Fresh Food

Toilet Paper 2.0: Retailers Limiting Purchases of Meat

Consumer concern over supply issues lead to precautionary limits at the meat case
Photograph by WGB Staff

Last week’s invocation of the Defense Production Act to keep U.S. meat plants open brought the meat supply situation into vivid relief for consumers and prompted a swift response from retailers. President Donald Trump's order was precipitated by meat processing facilities closing due to COVID-19 outbreaks in the several weeks preceding.

With consumer attention focused on the meat supply, retailers have begun to limit the amount of meat customers can buy at one time in an attempt to curb panic buying and avoid taxing the supply chain with another toilet paper situation.

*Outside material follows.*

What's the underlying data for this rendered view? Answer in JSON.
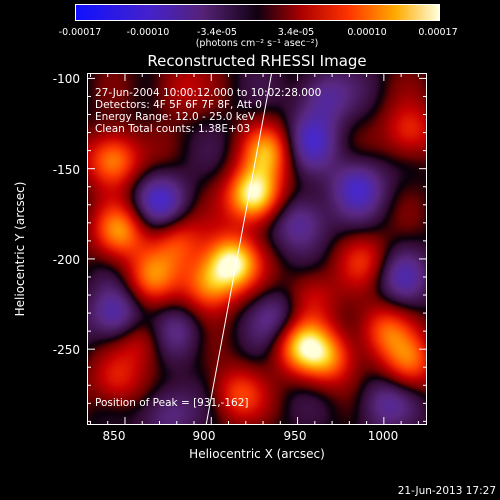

This concern may be well-founded as meat sales have been elevated since the pandemic began, with shut-in consumers sending sales up by 17% over last year for the week ending April 19, the seventh week of the crisis.

Retailer Response

“In recent days, our supermarkets have experienced increased guest demand for products in our meat department,” Giant Eagle said in a statement. “To discourage bulk purchasing and ensure that we have product available for as many guests as possible, we are temporarily limiting the number of ground beef and advertised meat products guests can purchase at once. In a single transaction, guests are able to purchase two packages of ground beef and up to two of each meat item advertised in our weekly circular.”

The statement went on to say that limits were not an issue of lack of product in the supply chain but rather based on increased demand at the store level and the retailer sourced product from several suppliers, which would enable ample supply.

Fresh Thyme on April 27 began limiting customers to purchasing only two packages of any one type of meat product. Kroger announced on May 1 that it was limiting the purchases of ground beef and fresh pork in some its locations, although it did not specify which banners or markets were to be affected. Although a local news report indicated that its banners Ralphs and Food 4 Less are limiting purchases. “At Ralphs and Food 4 Less, we feel good about our ability to maintain a broad assortment of meat and seafood for our customers because we purchase protein from a diverse network of suppliers. There is plenty of protein in the supply chain; however, some processors are experiencing challenges,” a Ralph’s spokesperson said in the news report.

At Costco, fresh meat purchases are temporarily limited to a total of three items per member of beef, pork and poultry products.

Albertsons has instituted two packages of beef, chicken and pork per household (for a total of six meat products per order) in its Southern California stores. “We are not experiencing and do not anticipate any issues with supply or product availability. We did so to prevent panic buying and to ensure more of our customers can find the products they need,” a spokesperson said in a local news report.

H-E-B also is limiting purchases, but the rules are different depending on the store’s location. Fresh beef, ground beef, chicken, pork and turkey is limited to five packages in total for stores in in the San Antonio area, central Texas, Gulf Coast, Border region, and certain West and North Texas towns. In Houston and Abilene, Big Spring, Burleson, Cleburne, Granbury, Hudson Oaks, Midland, Odessa, San Angelo and Waxahachie stores, the limit is four packages of ground beef, four packages of chicken and two briskets. The company’s Central Market banner currently does not have any limits placed on meat purchases.

Independent Grocers Plan Ahead

For independent grocers, such as Barons Market in San Diego and DeCicco’s in Westchester County, N.Y., supply also hasn’t been an issue. DeCicco’s sells only antibiotic-free meat, which is not a commodity-based product and the processing facilities that produce it have not had any shutdowns, said John DeCicco Jr., CEO of DeCicco’s. “We are trying to stay three to four weeks ahead on ordering so that if an issue does arise, we should be protected for the time it takes to close a plant and reopen,” he said.

At Barons Market, SVP Rachel Shemirani noted that meat shipments have been steady and consistent. She has instructed store managers at the eight locations to only implement purchasing limits if they begin to see surge buying. “In the meantime, however, we’ve placed orders for backup product for our warehouse freezers so we’re prepared in the event that the meat supply becomes limited,” she said.

The pain may not be over soon for the meat supply chain. Tyson warned on May 4 that it expects more closures for the rest of the year, and it will continue to process less meat than in the past. “We have and expect to continue to face slowdowns and temporary idling of production facilities from team member shortages or choices we make to ensure operational safety,” the company said in a statement discussing financial results from the first three months of this year.

“We will not hesitate to idle any plant for deep cleaning when the need arises,” CEO Noel White added during an analyst call on May 4.

Meat companies have made some adjustments in the pandemic, such as installing infrared temperature scanners and shields between workers, but workers continued to be stricken with COVID-19 and plants began to shut down.

Tyson announced that as some of facilities begin to reopen, it has partnered with Matrix Medical Network to help ensure the safety and health of their team members and contractors. Matrix will test workers for COVID-19, provide on-site medical care in a mobile health clinic and help design new safety measures to halt the spread of coronavirus.